Edmonton Journal

The kid from the Prairies was born to play hockey

After 12 NHL seasons, legendary goalie remained a fan favourite until his death

- KEVIN MITCHELL kemitchell@postmedia.com

SASKATOON Johnny Bower’s old hockey photos look so iconic — lumpy brown pads, battered face, leg flung this way, arm that.

He looked like a man born to the game. He played like it, too.

As scars mounted and teeth dwindled, as saves and Stanley Cups and red lamps came and went, there arrived one night when Gordie Howe stopped by his crease for a little chat.

Bower, who died Tuesday night at age 93, told me about it in the summer of 2016, after Howe’s passing.

“He skated by,” Bower recounted, “wished me a happy birthday, said, ‘I hope you have many more. How long are you going to live?’ All that stuff. I said, ‘Gordie, I’m going to out-live you, I’ll tell you that right now.’ And I did, I guess. For how long, I don’t know, but I’m still holding on.”

Bower and Howe were both old Saskatchew­an boys, Prairie bred, steeped in hockey from the time they were toddlers. The former hailed from Prince Albert, the latter from Saskatoon.

Money was tight for both kids during those terrible Depression years. Bower’s first goalie pads were made from an old mattress, but he grew with the game, spent most of his 20s in hockey’s minor leagues, and was well into his 30s when he finally broke into the NHL for good.

Howe scored his first NHL goal at age 18. Bower’s wait was much, much longer.

It was a tough time to be a goaltender. Just six men held jobs in the NHL, and they did it barefaced, exposing noses and cheeks to hard rubber discs.

“It’s a way to test you,” Bower once told the Financial Post, when asked about those facial stitches. “Then they find out if you’re puck shy or not. If you can play with injuries, if you don’t pull up on shots after something like that, then they know they’ve got themselves a pretty good guy in the nets.”

Once that final NHL breakthrou­gh happened, he made it last 12 glorious seasons, retiring in his mid-40s as one of the greatest goaltender­s the game had ever seen. Bower was both short-sighted and arthritic, but they called him “the Great China Wall” because that’s how he played — solid, impenetrab­le, seemingly ageless.

Bower won four Stanley Cups and two Vezina Trophies. He’s a consensus top-100 when hockey buffs talk about the greatest NHL players of all time.

He and Howe battled fiercely on the ice, but they were fishing buddies, too, making regular returns to Saskatchew­an’s lakes and playground­s.

There was a quiet, easy respect between the two men.

Both remained hockey ambassador­s long after retirement. Bower was a friendly man with a warm smile, a fantastic testament to the types of characters depression-era Saskatchew­an and long nights on the rink could produce.

He made it a point to be approachab­le.

Bower signed autographs gladly, mixed with fans, remained a living link between the game and the people who love it.

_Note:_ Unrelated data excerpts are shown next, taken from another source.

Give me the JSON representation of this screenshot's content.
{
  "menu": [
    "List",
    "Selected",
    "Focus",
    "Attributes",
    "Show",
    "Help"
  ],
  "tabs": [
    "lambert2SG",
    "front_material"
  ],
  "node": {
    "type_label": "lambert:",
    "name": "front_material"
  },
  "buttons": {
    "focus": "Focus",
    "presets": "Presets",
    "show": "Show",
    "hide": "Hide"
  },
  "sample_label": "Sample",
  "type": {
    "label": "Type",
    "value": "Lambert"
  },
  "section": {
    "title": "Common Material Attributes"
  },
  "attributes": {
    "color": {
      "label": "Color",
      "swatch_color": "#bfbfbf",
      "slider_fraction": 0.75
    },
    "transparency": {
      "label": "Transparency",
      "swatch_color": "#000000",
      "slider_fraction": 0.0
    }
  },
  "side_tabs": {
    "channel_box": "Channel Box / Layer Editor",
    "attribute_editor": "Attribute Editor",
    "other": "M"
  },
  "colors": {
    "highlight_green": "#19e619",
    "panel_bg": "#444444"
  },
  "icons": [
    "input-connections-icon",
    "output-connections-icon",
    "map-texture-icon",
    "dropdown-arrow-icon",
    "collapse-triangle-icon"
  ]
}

Bower always seemed older than his years, maybe because he was one of the more ancient players on the Maple Leafs as his belated NHL career ticked along.

He was philosophi­cal when he turned 65: “The best part of it,” he told the Montreal Gazette at the time, “is that now I get 10 per cent off at the supermarke­t.”

He handled aging with grace and dignity, but also with a little sadness, as peers slowly shuffled off the Earth.

“I sit here many times and say, ‘Nancy, there goes another one of those players I played against. There goes another one,’ ” Bower said when I asked him about Howe. “There are so many players passing away, and it hurts. You pick up a paper, and Joe so-and-so just passed away. It’s hard to take, in a way.”

Bower’s the latest of those Joe so-and-sos, his obit flashing across the wires, just like Gordie Howe’s did a year and a half ago.

He got five more years on this Earth than Howe, packed a lot of living into that span from 19242017, and stopped thousands of pucks along the way.

As a kid in Prince Albert, Bower would listen to Foster Hewitt calling faraway games on the radio, dreaming the whole time.

“You know how kids are,” he told interviewe­r Kevin Boland many years ago. “I wanted to get my name on the Stanley Cup, and maybe to end up in the Hall of Fame.”

Which he did, of course, and so much more.